Residents of Zone 6, #14 Thames Ditton
![]() | This person's name is probably Stuart Lane; as he was working in Stuart Lane, one of the only shops open in the village. As you can tell, he is a hairdresser. His shop smells like lemongrass. |
A weird symbolic stone lightbulb thing stands in the middle of the square (below), near a large 'care for the poor' home apparently sponsored by the Bishop of Guildford. It seems to be 98% brick and 2% window; a combination good enough to be turned into expensive housing, nowadays.

A list of some businesses in Thames Ditton
- Face 2 Face
- Thin Air Productions
- Euclid Systems
- Fantasia Productions
- Tyre Shredding Ltd
As the name suggests, Thames Ditton is on the Thames. The river this far out of London has shrunk to nothing more than a widdle, but people still think that parking 2ft from a swollen river edge is a smart idea. Boat names here include, inscrutably, "Agrovacation". A green iron bridge links Thames Ditton to an island in the middle, but it's all padlocked up. Secret prison?
Selected features of Colet's health and fitness club, Thames Ditton
- Gym
- Creche
- Solaria
- Spa Bath
- Physio Therapy
- Aerobiking Centre
- 5m Indoor Poo
Can you spot which one was altered by local wags?
If you want to keep an idiot occupied with lots of exercise, tell them to go to Thames Ditton and follow the signs taped to trees saying "D & J" and a black arrow.
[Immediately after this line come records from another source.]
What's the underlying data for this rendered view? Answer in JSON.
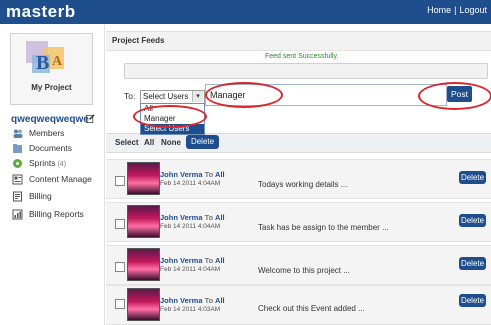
{
  "app": {
    "logo": "masterb"
  },
  "topnav": {
    "home": "Home",
    "separator": "|",
    "logout": "Logout"
  },
  "project": {
    "label": "My Project",
    "name": "qweqweqweqwe"
  },
  "sidebar": {
    "items": [
      {
        "label": "Members",
        "icon": "members-icon"
      },
      {
        "label": "Documents",
        "icon": "documents-icon"
      },
      {
        "label": "Sprints",
        "count": "(4)",
        "icon": "sprints-icon"
      },
      {
        "label": "Content Manage",
        "icon": "content-manage-icon"
      },
      {
        "label": "Billing",
        "icon": "billing-icon"
      },
      {
        "label": "Billing Reports",
        "icon": "billing-reports-icon"
      }
    ]
  },
  "feeds": {
    "title": "Project Feeds",
    "success": "Feed sent Successfully.",
    "to_label": "To:",
    "select_value": "Select Users",
    "dropdown": [
      "All",
      "Manager",
      "Select Users"
    ],
    "message_value": "Manager",
    "post_label": "Post"
  },
  "actions": {
    "select": "Select",
    "all": "All",
    "none": "None",
    "delete": "Delete"
  },
  "feed_items": [
    {
      "author": "John Verma",
      "to": "To",
      "target": "All",
      "date": "Feb 14 2011 4:04AM",
      "message": "Todays working details ...",
      "delete": "Delete"
    },
    {
      "author": "John Verma",
      "to": "To",
      "target": "All",
      "date": "Feb 14 2011 4:04AM",
      "message": "Task has be assign to the member ...",
      "delete": "Delete"
    },
    {
      "author": "John Verma",
      "to": "To",
      "target": "All",
      "date": "Feb 14 2011 4:04AM",
      "message": "Welcome to this project ...",
      "delete": "Delete"
    },
    {
      "author": "John Verma",
      "to": "To",
      "target": "All",
      "date": "Feb 14 2011 4:03AM",
      "message": "Check out this Event added ...",
      "delete": "Delete"
    }
  ],
  "colors": {
    "brand": "#1f4e8d",
    "annotation": "#d9262c",
    "success": "#2c8a2c"
  }
}
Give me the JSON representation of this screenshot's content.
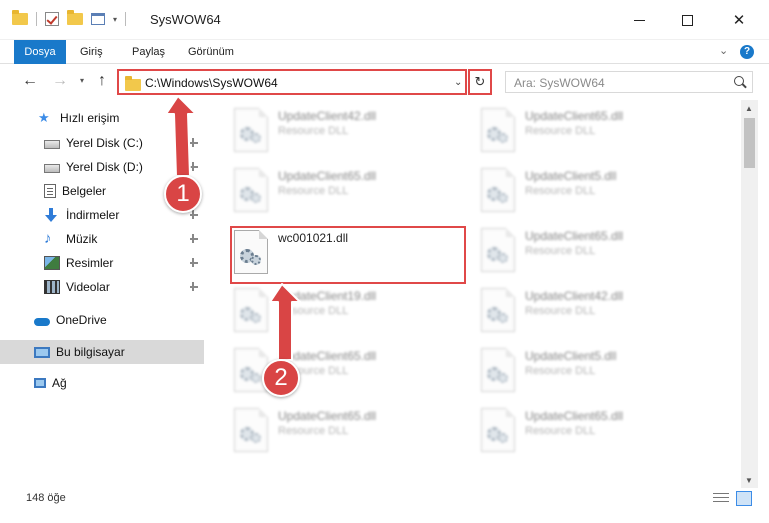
{
  "window": {
    "title": "SysWOW64",
    "minimize_glyph": "—",
    "close_glyph": "✕"
  },
  "ribbon": {
    "tabs": [
      "Dosya",
      "Giriş",
      "Paylaş",
      "Görünüm"
    ],
    "help": "?"
  },
  "address": {
    "path": "C:\\Windows\\SysWOW64",
    "search_placeholder": "Ara: SysWOW64"
  },
  "sidebar": {
    "quick_access": "Hızlı erişim",
    "items": [
      {
        "label": "Yerel Disk (C:)",
        "icon": "drive-icon",
        "pinned": true
      },
      {
        "label": "Yerel Disk (D:)",
        "icon": "drive-icon",
        "pinned": true
      },
      {
        "label": "Belgeler",
        "icon": "documents-icon",
        "pinned": true
      },
      {
        "label": "İndirmeler",
        "icon": "download-icon",
        "pinned": true
      },
      {
        "label": "Müzik",
        "icon": "music-icon",
        "pinned": true
      },
      {
        "label": "Resimler",
        "icon": "pictures-icon",
        "pinned": true
      },
      {
        "label": "Videolar",
        "icon": "videos-icon",
        "pinned": true
      }
    ],
    "onedrive": "OneDrive",
    "this_pc": "Bu bilgisayar",
    "network": "Ağ"
  },
  "files": {
    "col1": [
      {
        "name": "UpdateClient42.dll",
        "type": "Resource DLL"
      },
      {
        "name": "UpdateClient65.dll",
        "type": "Resource DLL"
      },
      {
        "name": "wc001021.dll",
        "type": ""
      },
      {
        "name": "UpdateClient19.dll",
        "type": "Resource DLL"
      },
      {
        "name": "UpdateClient65.dll",
        "type": "Resource DLL"
      },
      {
        "name": "UpdateClient65.dll",
        "type": "Resource DLL"
      }
    ],
    "col2": [
      {
        "name": "UpdateClient65.dll",
        "type": "Resource DLL"
      },
      {
        "name": "UpdateClient5.dll",
        "type": "Resource DLL"
      },
      {
        "name": "UpdateClient65.dll",
        "type": "Resource DLL"
      },
      {
        "name": "UpdateClient42.dll",
        "type": "Resource DLL"
      },
      {
        "name": "UpdateClient5.dll",
        "type": "Resource DLL"
      },
      {
        "name": "UpdateClient65.dll",
        "type": "Resource DLL"
      }
    ]
  },
  "status": {
    "item_count": "148 öğe"
  },
  "annotations": {
    "step1": "1",
    "step2": "2",
    "color": "#d94545"
  }
}
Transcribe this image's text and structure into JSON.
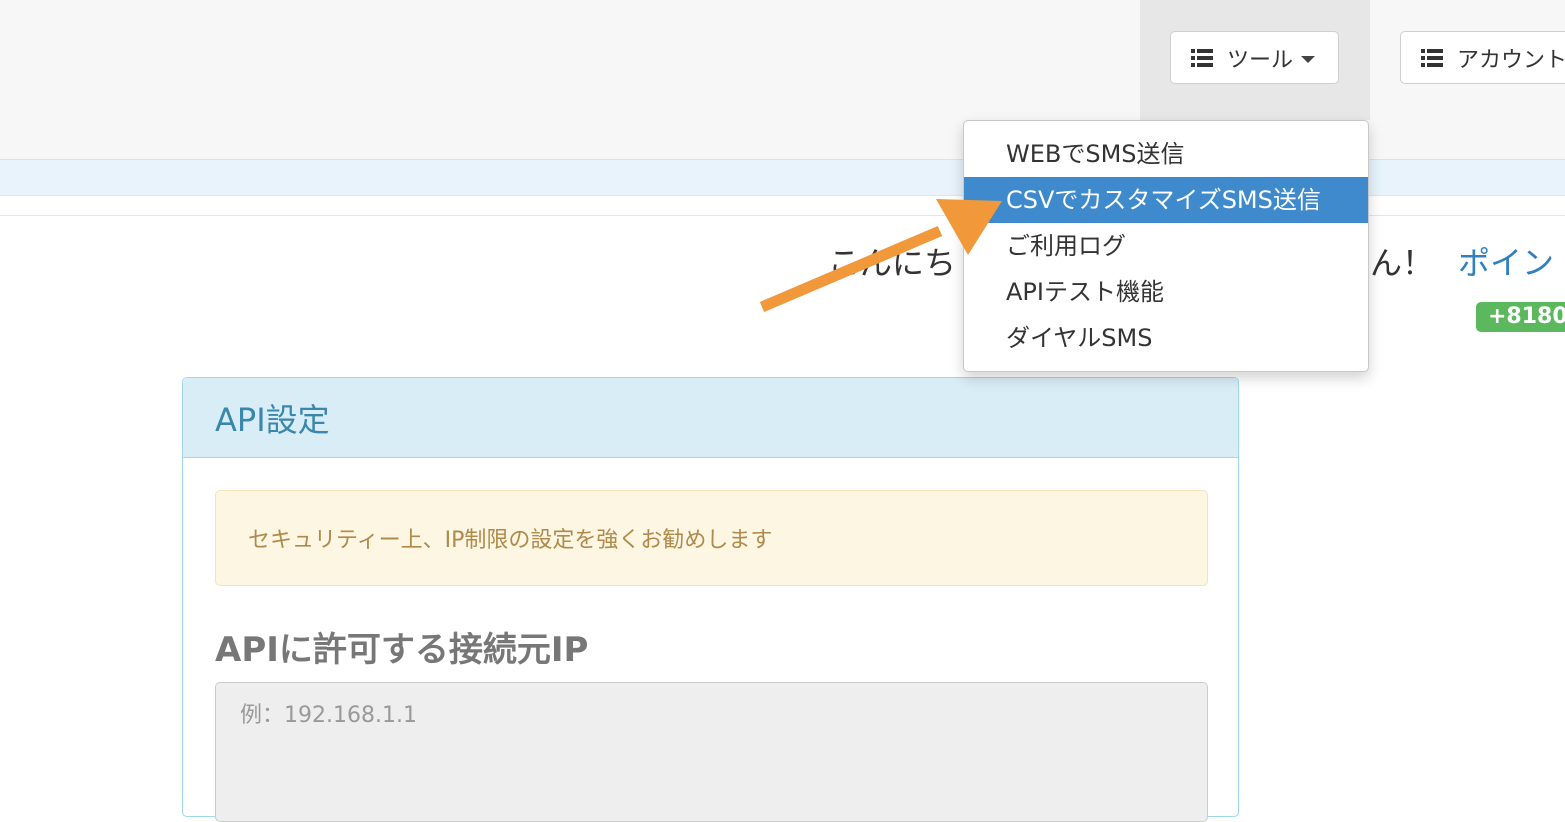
{
  "navbar": {
    "tools_label": "ツール",
    "account_label": "アカウント"
  },
  "dropdown": {
    "items": [
      {
        "label": "WEBでSMS送信",
        "active": false
      },
      {
        "label": "CSVでカスタマイズSMS送信",
        "active": true
      },
      {
        "label": "ご利用ログ",
        "active": false
      },
      {
        "label": "APIテスト機能",
        "active": false
      },
      {
        "label": "ダイヤルSMS",
        "active": false
      }
    ]
  },
  "greeting": {
    "prefix": "こんにち",
    "suffix": "ん！",
    "points_link": "ポイン",
    "phone_badge": "+8180"
  },
  "panel": {
    "title": "API設定",
    "alert_text": "セキュリティー上、IP制限の設定を強くお勧めします",
    "field_label": "APIに許可する接続元IP",
    "ip_placeholder": "例：192.168.1.1"
  },
  "colors": {
    "accent": "#3e8acc",
    "annotation_arrow": "#f0983a",
    "badge_green": "#5cb85c"
  },
  "icons": {
    "nav": "list-icon",
    "caret": "caret-down-icon",
    "annotation": "arrow-annotation"
  }
}
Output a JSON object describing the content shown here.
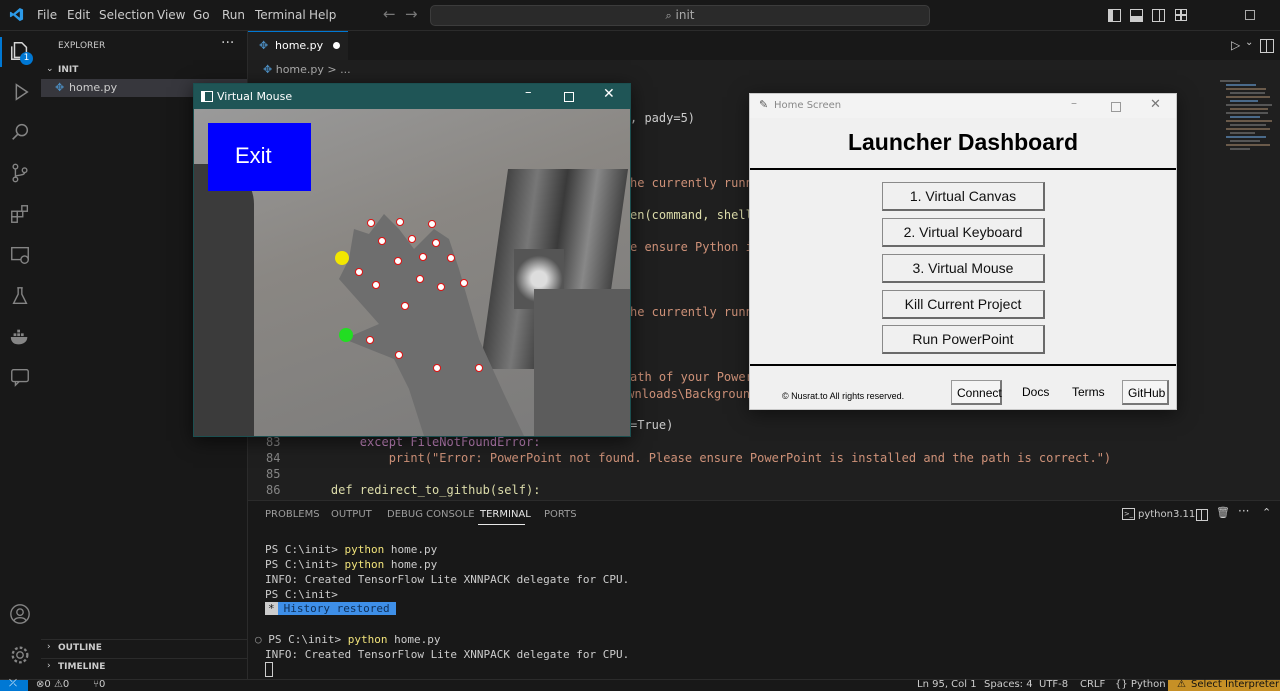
{
  "menu": [
    "File",
    "Edit",
    "Selection",
    "View",
    "Go",
    "Run",
    "Terminal",
    "Help"
  ],
  "command_center": {
    "placeholder": "init"
  },
  "activity_badge": "1",
  "explorer": {
    "title": "EXPLORER",
    "folder": "INIT",
    "file": "home.py",
    "outline": "OUTLINE",
    "timeline": "TIMELINE"
  },
  "tab": {
    "name": "home.py"
  },
  "breadcrumb": {
    "file": "home.py",
    "sep": ">",
    "more": "..."
  },
  "code_fragments": {
    "l1": ", pady=5)",
    "l2": "he currently runnin",
    "l3": "en(command, shell=T",
    "l4": "e ensure Python is",
    "l5": "he currently runnin",
    "l6": "ath of your PowerPo",
    "l7": "ownloads\\Backgroun",
    "l8": "=True)"
  },
  "code_lines": [
    {
      "num": "83",
      "text": "        except FileNotFoundError:"
    },
    {
      "num": "84",
      "text": "            print(\"Error: PowerPoint not found. Please ensure PowerPoint is installed and the path is correct.\")"
    },
    {
      "num": "85",
      "text": ""
    },
    {
      "num": "86",
      "text": "    def redirect_to_github(self):"
    }
  ],
  "panel_tabs": [
    "PROBLEMS",
    "OUTPUT",
    "DEBUG CONSOLE",
    "TERMINAL",
    "PORTS"
  ],
  "terminal_profile": "python3.11",
  "terminal": {
    "prompt": "PS C:\\init>",
    "cmd": "python",
    "arg": "home.py",
    "info": "INFO: Created TensorFlow Lite XNNPACK delegate for CPU.",
    "history_mark": "*",
    "history": "History restored",
    "bullet": "○"
  },
  "status": {
    "errors": "0",
    "warnings": "0",
    "ports": "0",
    "position": "Ln 95, Col 1",
    "spaces": "Spaces: 4",
    "encoding": "UTF-8",
    "eol": "CRLF",
    "language": "Python",
    "interpreter": "Select Interpreter"
  },
  "virtual_mouse": {
    "title": "Virtual Mouse",
    "exit_label": "Exit"
  },
  "home_screen": {
    "title": "Home Screen",
    "heading": "Launcher Dashboard",
    "buttons": [
      "1. Virtual Canvas",
      "2. Virtual Keyboard",
      "3. Virtual Mouse",
      "Kill Current Project",
      "Run PowerPoint"
    ],
    "copyright": "© Nusrat.to All rights reserved.",
    "links": [
      "Connect",
      "Docs",
      "Terms",
      "GitHub"
    ]
  },
  "colors": {
    "accent": "#0078d4",
    "exit_bg": "#0000ff",
    "yellow_dot": "#f2e600",
    "green_dot": "#22dd22",
    "status_interpreter": "#c69026"
  }
}
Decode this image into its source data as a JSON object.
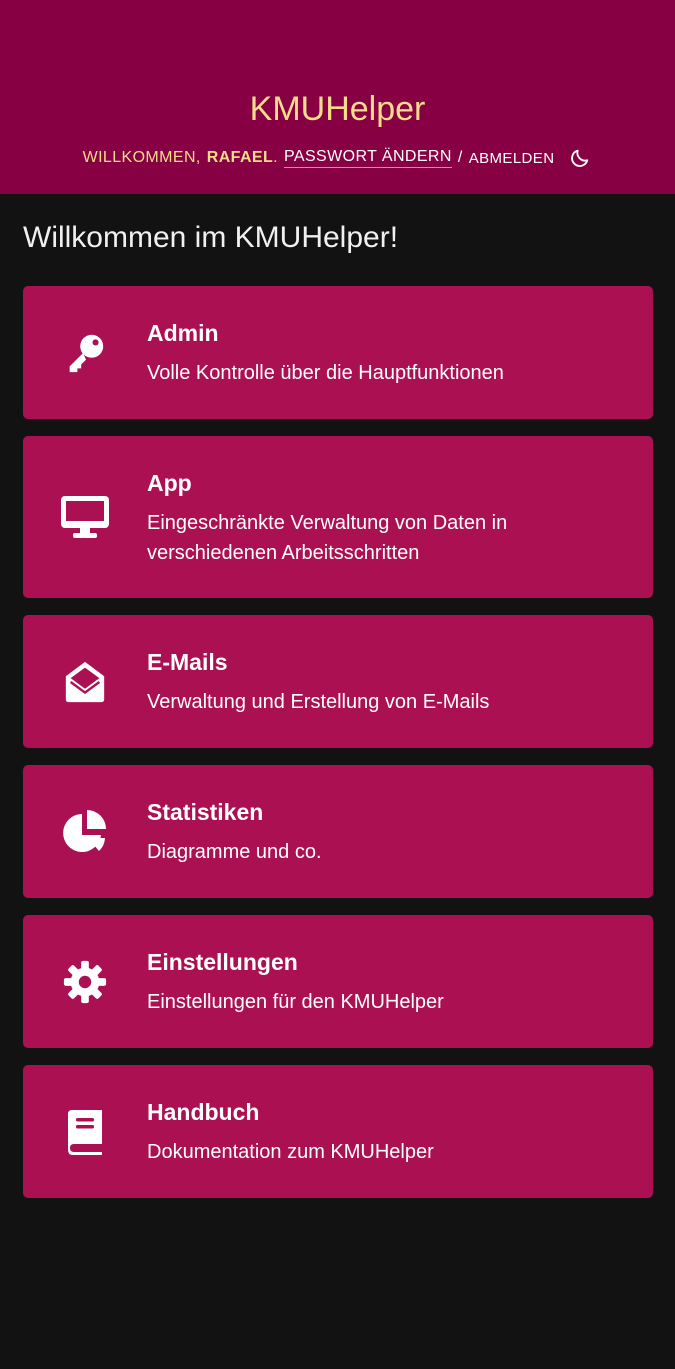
{
  "header": {
    "brand": "KMUHelper",
    "welcome_prefix": "Willkommen,",
    "username": "Rafael",
    "welcome_suffix": ".",
    "change_password": "Passwort ändern",
    "separator": "/",
    "logout": "Abmelden",
    "theme_icon": "moon-icon"
  },
  "page": {
    "title": "Willkommen im KMUHelper!"
  },
  "cards": [
    {
      "icon": "key-icon",
      "title": "Admin",
      "description": "Volle Kontrolle über die Hauptfunktionen"
    },
    {
      "icon": "desktop-icon",
      "title": "App",
      "description": "Eingeschränkte Verwaltung von Daten in verschiedenen Arbeitsschritten"
    },
    {
      "icon": "envelope-open-icon",
      "title": "E-Mails",
      "description": "Verwaltung und Erstellung von E-Mails"
    },
    {
      "icon": "pie-chart-icon",
      "title": "Statistiken",
      "description": "Diagramme und co."
    },
    {
      "icon": "gear-icon",
      "title": "Einstellungen",
      "description": "Einstellungen für den KMUHelper"
    },
    {
      "icon": "book-icon",
      "title": "Handbuch",
      "description": "Dokumentation zum KMUHelper"
    }
  ],
  "colors": {
    "header_bg": "#870043",
    "card_bg": "#ab1152",
    "page_bg": "#121212",
    "brand_text": "#f5dd8c"
  }
}
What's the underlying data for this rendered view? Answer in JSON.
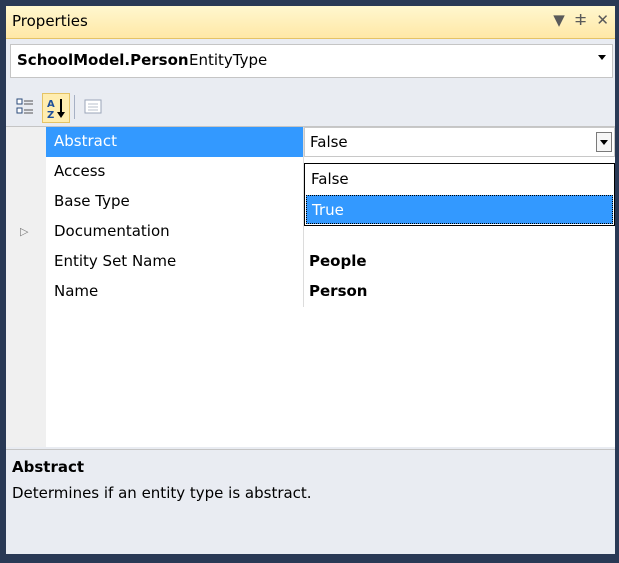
{
  "window": {
    "title": "Properties",
    "buttons": [
      "▼",
      "ⵐ",
      "✕"
    ]
  },
  "object_selector": {
    "name": "SchoolModel.Person",
    "type": "EntityType"
  },
  "toolbar": {
    "buttons": [
      "categorized-icon",
      "alphabetical-icon",
      "property-pages-icon"
    ]
  },
  "properties": [
    {
      "name": "Abstract",
      "value": "False",
      "bold": false,
      "selected": true,
      "expandable": false
    },
    {
      "name": "Access",
      "value": "",
      "bold": false,
      "selected": false,
      "expandable": false
    },
    {
      "name": "Base Type",
      "value": "",
      "bold": false,
      "selected": false,
      "expandable": false
    },
    {
      "name": "Documentation",
      "value": "",
      "bold": false,
      "selected": false,
      "expandable": true
    },
    {
      "name": "Entity Set Name",
      "value": "People",
      "bold": true,
      "selected": false,
      "expandable": false
    },
    {
      "name": "Name",
      "value": "Person",
      "bold": true,
      "selected": false,
      "expandable": false
    }
  ],
  "dropdown": {
    "options": [
      "False",
      "True"
    ],
    "highlighted": "True"
  },
  "description": {
    "title": "Abstract",
    "text": "Determines if an entity type is abstract."
  },
  "colors": {
    "selection": "#3399ff",
    "frame": "#293955",
    "title_bg": "#ffedb0"
  }
}
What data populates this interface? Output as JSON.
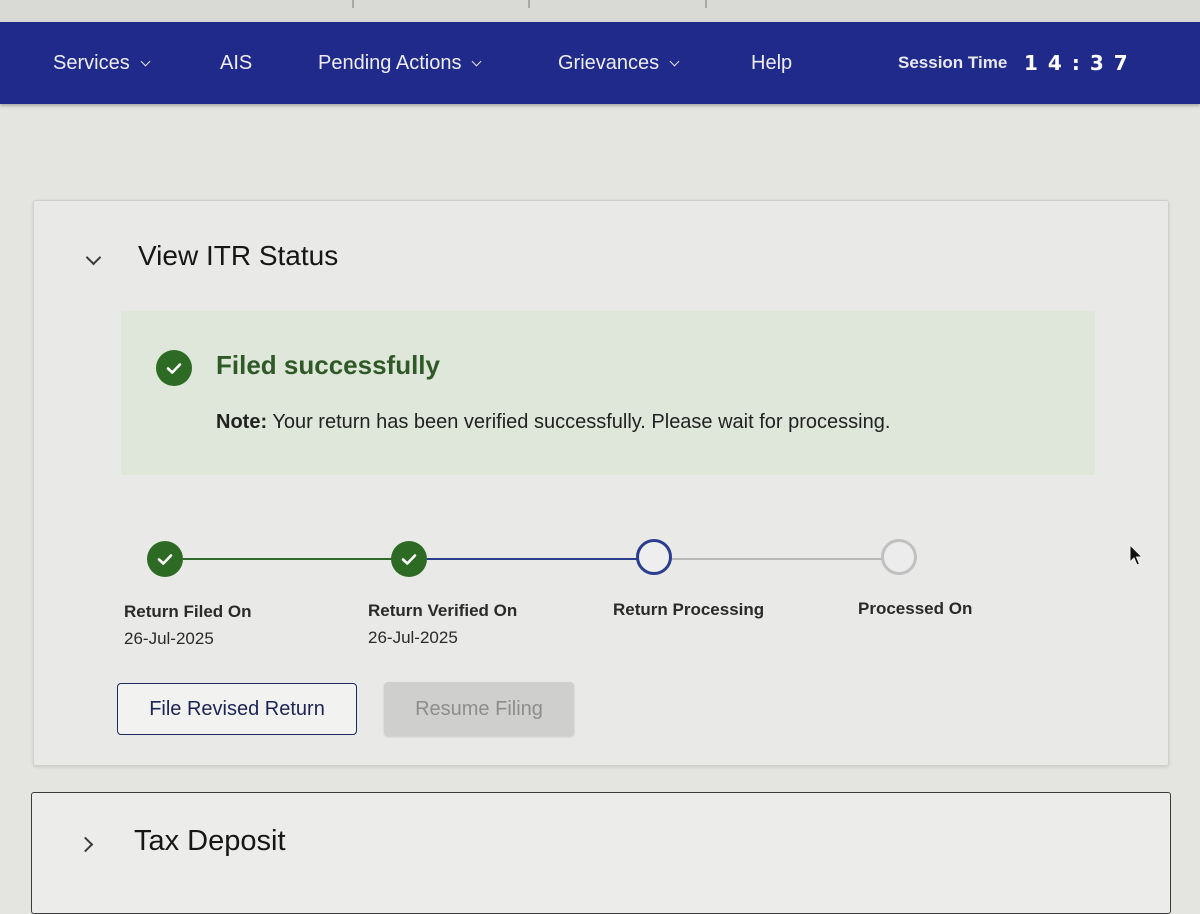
{
  "nav": {
    "items": [
      {
        "label": "Services"
      },
      {
        "label": "AIS"
      },
      {
        "label": "Pending Actions"
      },
      {
        "label": "Grievances"
      },
      {
        "label": "Help"
      }
    ],
    "session_label": "Session Time",
    "session_time": "14:37"
  },
  "itr_status": {
    "title": "View ITR Status",
    "alert": {
      "title": "Filed successfully",
      "note_label": "Note:",
      "note_text": "Your return has been verified successfully. Please wait for processing."
    },
    "steps": [
      {
        "label": "Return Filed On",
        "date": "26-Jul-2025",
        "state": "done"
      },
      {
        "label": "Return Verified On",
        "date": "26-Jul-2025",
        "state": "done"
      },
      {
        "label": "Return Processing",
        "date": "",
        "state": "current"
      },
      {
        "label": "Processed On",
        "date": "",
        "state": "pending"
      }
    ],
    "buttons": {
      "revised": "File Revised Return",
      "resume": "Resume Filing"
    }
  },
  "tax_deposit": {
    "title": "Tax Deposit"
  },
  "colors": {
    "nav_bg": "#1f2a8a",
    "success": "#2d6a23",
    "progress_blue": "#2a3d8e"
  }
}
They will be walking round in a big circle. And you will be laughing, that is, if you can find anything open to sit in.
An informative, but faded, tourist board in Thames Ditton village square mentions the village's glorious past, including the fact that Piccadilly Circus' Eros was created in a bronze foundry on the riverside. Unfortunately, nothing so productive seem to be happening in Thames Ditton nowadays; the local economy seems to be based on concentrated wankiness and hordes of Bens and Fionas. There isn't the airy bustle of somewhere like Hatch End, or even Hampton. It's just a shell.Statistics
Time to Zone 1 28mins on South West Trains (Vauxhall)
Last trains to Zone 1 Last trains to Zone 1 Mon-Sat 2329 (change at Wimbledon) Sun 2241
What to do if you get stuck in Thames Ditton after the last train to Zone 1
Accept the fact that you're completely buggered. Learn from it, and move on.